Finding similar documents

How NLP document similarity algorithms can be used to find similar documents and build document recommendation systems.

Let us imagine that you are reading a document, and would like to find which other documents in a database are most similar to it. This is called the document similarity problem, or the semantic similarity problem.

We can imagine a few real-world examples where you might encounter this:

You have a scientific paper (title, abstract, and full text), and you would like to find publications which are most similar to that paper. Perhaps a tool like this could help you find scientific researchers with similar interests.
You operate a public-facing job search website and a need to compare job descriptions to similar jobs.
You need to find job candidates which are similar to an existing candidate, based on the text of their CV (résumé).
A lawyer needs to find similar past legal cases to a case at hand.
A dating app needs to recommend similar mates based on the profile of one person who the user has ’liked'.

There are a number of ways to approach this problem using natural language processing.

However before looking at the technologies available, I would start by defining the problem.

Test-driven development: what do you need a document similarity model to achieve?

One question that needs to be asked before building an NLP model to calculate document similarity is, what is it expected to do?

In the company that you are building it for, there is unlikely to be a dataset indicating which documents are similar to which other ones.

Before beginning any hands-on data science work, I would advise to try to build up at least some data (a ‘gold standard’, or ‘ground truth’) that can be used to test and evaluate a future model. This is the machine learning analogue of test-driven development.

For a job recommendation model, you could create a dataset of job descriptions and calculate the candidate overlap - for jobs in the same geographical location, what was the proportion of candidates applying for Job A, who also applied for Job B?
For a scientific abstract similarity model, an analogous metric could be whether the abstracts were published in the same journal, presented at the same conference, etc.

When you start developing your models, you will instantly have a way to score them.

However, often it is not possible to build a dataset to evaluate a document similarity model. Sometimes, the document similarity is subjective and in the eyes of the client. In a case like this, I would advise to build a basic model and present a number of recommendations to the stakeholders, and ask them to evaluate which recommendations were good and which were less accurate.

The result of this exercise can be turned into a test-bed which can evaluate future iterations of the similarity model.
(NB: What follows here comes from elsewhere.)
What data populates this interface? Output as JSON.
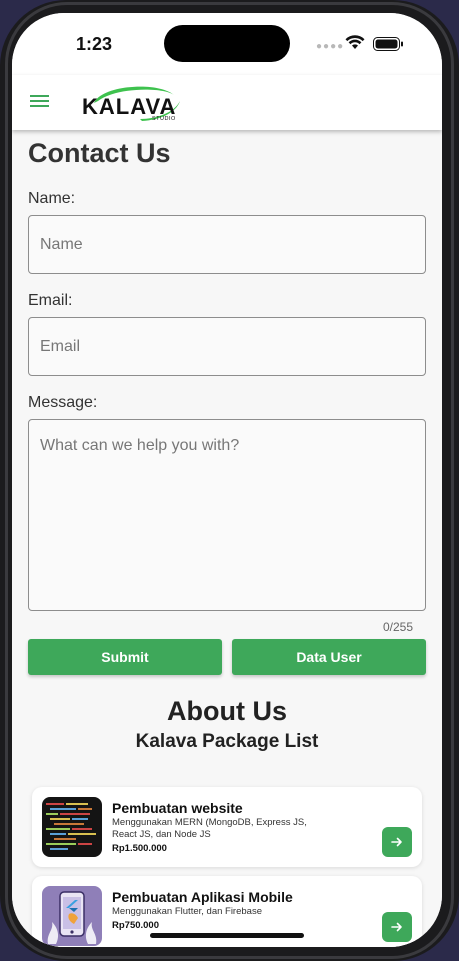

Evaluating a document similarity model

There are a number of metrics which could be used to evaluate a document similarity model. One of the best-known is Mean Average Precision. This is a number which can measure the quality of a search engine’s recommendations, and scores models highly which rank very relevant documents in first position, and penalises a model which puts relevant documents at the bottom of the list. There are a number of other metrics but I would recommend to start evaluating your models on your gold standard dataset using mean average precision initially.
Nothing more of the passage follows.